7.8
Worth your time for several reasons, but perhaps none so much as Harriet Sansom Harris’s incredible reaction to seeing the alien for the first time.
Jules’ wacky premise — an extra-terrestrial crash-lands in eccentric widower Milton’s (Ben Kingsley) flowerbeds — is a bit of a misdirection. While the movie is technically a sci-fi (featuring, as it does, some very out-there alien engineering), it’s really a charming, mostly-human drama about the isolation and surreality of aging.

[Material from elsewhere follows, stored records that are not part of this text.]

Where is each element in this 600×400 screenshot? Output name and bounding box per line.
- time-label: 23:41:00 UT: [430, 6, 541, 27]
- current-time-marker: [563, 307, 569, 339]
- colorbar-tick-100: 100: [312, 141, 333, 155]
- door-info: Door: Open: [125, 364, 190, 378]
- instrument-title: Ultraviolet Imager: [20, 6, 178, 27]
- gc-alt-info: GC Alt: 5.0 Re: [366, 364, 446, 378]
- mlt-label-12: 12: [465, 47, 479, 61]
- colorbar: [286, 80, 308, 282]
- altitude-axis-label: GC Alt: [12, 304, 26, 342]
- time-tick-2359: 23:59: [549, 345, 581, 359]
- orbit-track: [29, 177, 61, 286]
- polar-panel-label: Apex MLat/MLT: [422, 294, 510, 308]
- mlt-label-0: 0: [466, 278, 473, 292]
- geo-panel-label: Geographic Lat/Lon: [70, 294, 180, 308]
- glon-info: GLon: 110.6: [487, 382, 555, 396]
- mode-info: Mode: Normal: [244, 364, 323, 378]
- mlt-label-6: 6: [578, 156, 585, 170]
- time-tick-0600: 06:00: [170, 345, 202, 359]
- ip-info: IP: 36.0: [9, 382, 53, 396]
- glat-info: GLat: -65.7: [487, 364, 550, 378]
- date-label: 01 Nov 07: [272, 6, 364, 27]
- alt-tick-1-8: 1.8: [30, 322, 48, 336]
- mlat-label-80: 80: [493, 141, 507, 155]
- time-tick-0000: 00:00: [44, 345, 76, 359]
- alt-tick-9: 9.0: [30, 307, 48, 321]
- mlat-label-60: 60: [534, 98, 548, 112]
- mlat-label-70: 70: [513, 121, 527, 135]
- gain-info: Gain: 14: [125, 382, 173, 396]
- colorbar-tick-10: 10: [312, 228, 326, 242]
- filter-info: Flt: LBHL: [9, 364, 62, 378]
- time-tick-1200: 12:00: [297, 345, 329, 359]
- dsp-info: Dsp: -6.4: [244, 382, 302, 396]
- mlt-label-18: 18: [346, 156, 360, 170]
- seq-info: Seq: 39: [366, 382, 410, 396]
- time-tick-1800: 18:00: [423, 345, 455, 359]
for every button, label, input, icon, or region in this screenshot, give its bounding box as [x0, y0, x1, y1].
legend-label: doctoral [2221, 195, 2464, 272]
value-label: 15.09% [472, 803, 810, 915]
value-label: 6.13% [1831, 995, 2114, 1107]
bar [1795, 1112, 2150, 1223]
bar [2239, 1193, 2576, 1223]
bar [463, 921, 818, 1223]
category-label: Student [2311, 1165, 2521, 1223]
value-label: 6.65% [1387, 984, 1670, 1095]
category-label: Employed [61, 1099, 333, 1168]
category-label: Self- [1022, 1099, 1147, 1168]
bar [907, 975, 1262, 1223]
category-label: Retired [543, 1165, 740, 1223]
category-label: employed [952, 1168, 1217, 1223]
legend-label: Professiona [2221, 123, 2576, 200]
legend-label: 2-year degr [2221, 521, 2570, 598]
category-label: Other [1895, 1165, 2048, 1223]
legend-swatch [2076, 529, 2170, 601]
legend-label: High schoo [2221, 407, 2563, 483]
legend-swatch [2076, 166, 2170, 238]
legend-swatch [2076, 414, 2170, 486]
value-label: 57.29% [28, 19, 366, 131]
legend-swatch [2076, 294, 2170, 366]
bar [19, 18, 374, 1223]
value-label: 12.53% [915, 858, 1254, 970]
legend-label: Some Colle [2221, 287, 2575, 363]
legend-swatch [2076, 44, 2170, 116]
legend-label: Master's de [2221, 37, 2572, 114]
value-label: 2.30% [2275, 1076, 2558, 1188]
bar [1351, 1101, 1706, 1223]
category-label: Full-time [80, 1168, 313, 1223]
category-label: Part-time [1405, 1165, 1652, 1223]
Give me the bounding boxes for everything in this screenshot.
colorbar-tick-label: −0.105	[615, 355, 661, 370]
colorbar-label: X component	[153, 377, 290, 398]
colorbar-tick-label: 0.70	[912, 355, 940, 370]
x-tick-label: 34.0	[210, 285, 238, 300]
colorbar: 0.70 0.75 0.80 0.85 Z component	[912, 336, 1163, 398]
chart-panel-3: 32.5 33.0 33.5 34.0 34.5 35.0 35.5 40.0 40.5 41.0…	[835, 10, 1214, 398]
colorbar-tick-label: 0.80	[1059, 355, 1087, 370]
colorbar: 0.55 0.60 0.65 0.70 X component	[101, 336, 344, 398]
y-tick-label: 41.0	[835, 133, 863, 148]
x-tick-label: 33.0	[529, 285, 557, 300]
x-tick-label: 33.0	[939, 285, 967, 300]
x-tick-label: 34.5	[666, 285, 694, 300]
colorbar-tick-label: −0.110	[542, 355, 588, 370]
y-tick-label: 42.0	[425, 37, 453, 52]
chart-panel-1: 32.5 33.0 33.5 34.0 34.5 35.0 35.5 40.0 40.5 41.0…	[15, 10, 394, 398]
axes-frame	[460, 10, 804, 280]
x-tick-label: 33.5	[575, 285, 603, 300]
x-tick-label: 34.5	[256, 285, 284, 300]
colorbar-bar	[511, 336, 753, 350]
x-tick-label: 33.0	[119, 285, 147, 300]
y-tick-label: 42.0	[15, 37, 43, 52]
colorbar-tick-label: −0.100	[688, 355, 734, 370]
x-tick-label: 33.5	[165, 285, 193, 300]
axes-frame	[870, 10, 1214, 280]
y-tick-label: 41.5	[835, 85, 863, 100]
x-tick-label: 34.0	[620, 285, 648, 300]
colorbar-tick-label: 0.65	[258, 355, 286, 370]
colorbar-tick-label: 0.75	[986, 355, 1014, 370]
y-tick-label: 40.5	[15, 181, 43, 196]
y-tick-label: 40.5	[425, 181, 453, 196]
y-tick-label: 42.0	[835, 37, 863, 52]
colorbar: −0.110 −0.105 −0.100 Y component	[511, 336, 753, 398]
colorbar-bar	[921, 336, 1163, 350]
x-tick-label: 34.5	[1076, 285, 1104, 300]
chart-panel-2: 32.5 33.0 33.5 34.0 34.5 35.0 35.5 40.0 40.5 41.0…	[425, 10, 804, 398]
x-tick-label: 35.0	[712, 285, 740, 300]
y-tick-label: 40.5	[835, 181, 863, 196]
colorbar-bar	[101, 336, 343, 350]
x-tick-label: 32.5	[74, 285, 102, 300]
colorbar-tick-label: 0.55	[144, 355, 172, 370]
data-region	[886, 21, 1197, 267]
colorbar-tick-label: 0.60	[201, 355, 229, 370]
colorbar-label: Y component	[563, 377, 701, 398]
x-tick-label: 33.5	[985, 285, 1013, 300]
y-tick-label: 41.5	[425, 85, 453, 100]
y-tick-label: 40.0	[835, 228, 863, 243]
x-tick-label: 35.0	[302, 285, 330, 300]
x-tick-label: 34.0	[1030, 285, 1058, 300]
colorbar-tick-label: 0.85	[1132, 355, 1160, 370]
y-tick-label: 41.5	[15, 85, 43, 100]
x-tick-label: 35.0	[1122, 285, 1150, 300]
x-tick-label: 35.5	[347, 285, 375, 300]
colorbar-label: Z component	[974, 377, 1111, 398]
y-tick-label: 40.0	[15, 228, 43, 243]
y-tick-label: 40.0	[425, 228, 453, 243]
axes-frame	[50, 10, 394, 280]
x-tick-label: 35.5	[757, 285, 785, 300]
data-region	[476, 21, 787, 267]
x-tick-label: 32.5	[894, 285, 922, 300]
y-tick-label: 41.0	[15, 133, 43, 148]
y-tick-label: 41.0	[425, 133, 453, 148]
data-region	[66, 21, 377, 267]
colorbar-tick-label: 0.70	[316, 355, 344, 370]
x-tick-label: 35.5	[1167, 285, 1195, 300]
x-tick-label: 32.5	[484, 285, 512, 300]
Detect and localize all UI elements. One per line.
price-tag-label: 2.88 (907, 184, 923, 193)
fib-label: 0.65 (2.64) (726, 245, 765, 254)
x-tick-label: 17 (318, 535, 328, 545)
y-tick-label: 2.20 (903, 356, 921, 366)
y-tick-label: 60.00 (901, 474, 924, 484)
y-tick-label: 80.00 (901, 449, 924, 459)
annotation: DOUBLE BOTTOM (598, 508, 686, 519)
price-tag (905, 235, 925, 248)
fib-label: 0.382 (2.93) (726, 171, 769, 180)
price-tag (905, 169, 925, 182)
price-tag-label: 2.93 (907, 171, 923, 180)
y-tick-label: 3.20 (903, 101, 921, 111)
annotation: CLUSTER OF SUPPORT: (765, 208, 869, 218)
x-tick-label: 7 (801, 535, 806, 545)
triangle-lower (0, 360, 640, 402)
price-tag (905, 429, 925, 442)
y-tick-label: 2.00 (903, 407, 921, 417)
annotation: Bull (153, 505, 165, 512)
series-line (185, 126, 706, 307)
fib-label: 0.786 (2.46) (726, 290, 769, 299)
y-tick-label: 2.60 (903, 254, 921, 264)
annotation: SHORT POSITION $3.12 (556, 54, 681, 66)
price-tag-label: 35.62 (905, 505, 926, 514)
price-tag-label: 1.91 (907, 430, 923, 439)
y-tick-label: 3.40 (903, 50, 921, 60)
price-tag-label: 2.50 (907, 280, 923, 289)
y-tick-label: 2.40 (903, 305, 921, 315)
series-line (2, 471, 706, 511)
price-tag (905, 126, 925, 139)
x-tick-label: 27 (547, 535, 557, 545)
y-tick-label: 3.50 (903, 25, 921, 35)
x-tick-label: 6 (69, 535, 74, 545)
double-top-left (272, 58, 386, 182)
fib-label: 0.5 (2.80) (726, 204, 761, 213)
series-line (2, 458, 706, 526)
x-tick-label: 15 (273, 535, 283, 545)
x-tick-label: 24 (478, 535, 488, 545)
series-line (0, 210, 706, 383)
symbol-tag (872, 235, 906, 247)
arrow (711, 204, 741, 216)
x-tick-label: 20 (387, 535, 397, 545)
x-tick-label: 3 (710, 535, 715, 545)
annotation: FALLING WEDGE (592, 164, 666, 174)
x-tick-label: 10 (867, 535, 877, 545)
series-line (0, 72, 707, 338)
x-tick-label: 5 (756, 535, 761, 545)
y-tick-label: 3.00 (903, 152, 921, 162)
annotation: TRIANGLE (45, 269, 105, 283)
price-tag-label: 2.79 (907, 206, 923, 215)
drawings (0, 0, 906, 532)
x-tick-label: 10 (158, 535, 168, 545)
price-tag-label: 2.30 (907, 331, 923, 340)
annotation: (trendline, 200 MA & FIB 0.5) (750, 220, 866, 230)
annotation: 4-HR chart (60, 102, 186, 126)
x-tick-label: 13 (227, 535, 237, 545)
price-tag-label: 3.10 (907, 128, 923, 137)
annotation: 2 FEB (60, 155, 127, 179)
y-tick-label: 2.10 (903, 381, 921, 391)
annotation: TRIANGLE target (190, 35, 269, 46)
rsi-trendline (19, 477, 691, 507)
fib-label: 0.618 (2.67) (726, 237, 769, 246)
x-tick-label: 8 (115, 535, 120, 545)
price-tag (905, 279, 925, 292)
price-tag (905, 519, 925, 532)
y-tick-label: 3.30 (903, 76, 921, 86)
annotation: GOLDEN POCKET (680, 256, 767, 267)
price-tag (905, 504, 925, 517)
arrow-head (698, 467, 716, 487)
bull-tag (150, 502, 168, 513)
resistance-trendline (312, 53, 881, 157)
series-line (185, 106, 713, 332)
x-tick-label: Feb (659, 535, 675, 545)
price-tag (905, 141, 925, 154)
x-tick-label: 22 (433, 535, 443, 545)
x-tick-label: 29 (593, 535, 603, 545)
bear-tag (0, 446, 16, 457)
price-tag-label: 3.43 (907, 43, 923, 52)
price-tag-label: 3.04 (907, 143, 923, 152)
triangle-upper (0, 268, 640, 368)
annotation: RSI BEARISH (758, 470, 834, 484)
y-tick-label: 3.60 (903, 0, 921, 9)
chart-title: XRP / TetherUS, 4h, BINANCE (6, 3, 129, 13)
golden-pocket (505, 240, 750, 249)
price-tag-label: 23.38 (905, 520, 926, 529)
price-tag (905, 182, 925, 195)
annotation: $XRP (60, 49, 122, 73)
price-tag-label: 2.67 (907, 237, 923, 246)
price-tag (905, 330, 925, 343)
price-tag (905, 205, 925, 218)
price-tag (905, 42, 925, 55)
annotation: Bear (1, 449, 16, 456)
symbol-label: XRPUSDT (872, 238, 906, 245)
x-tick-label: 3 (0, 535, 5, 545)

Though the mute presence of the alien (nicknamed Jules and played brilliantly by a totally silent Jade Quon) is a constant reminder of the expansiveness of the universe and strange wonders yet to be discovered, the movie keeps its feet firmly on the ground with a sensitive exploration of just how small the worlds of lonely, dementia-struck Milton and two other isolated elderly townspeople (Jane Curtin and Harriet Sansom Harris) are. Rather than expand outwards into a story about the extra-terrestrial itself, Jules focuses on the painful disorientation felt by its lonely trio of protagonists, who all find therapeutic relief and connection by way of the alien and its “understanding eyes.” Though the movie's zany forays into sci-fi territory do sometimes boggle the mind, they never undermine the genuine emotion in Jules’ raw grappling with the experience of aging, as well as give the movie a quirky charm that ensures you won't see anything like this again soon — an increasingly rare experience in itself.
With her role featuring no dialogue whatsoever, Quon has the difficult job of operating on vibes alone if we’re to believe that a silent alien could have such a profound effect on the movie’s three human characters. The physical nature of the part was probably made even more complicated by the heavy prosthetics used for the character (no green screens here — another point for novelty) but Quon rises to the challenge and instantly establishes Jules as an endearing presence, one you can easily believe would elicit the (often hilarious) outpourings that the trio gush out. It’s a lovely performance, one that's all the more impressive for how much wholesomeness it exudes solely through wordless means.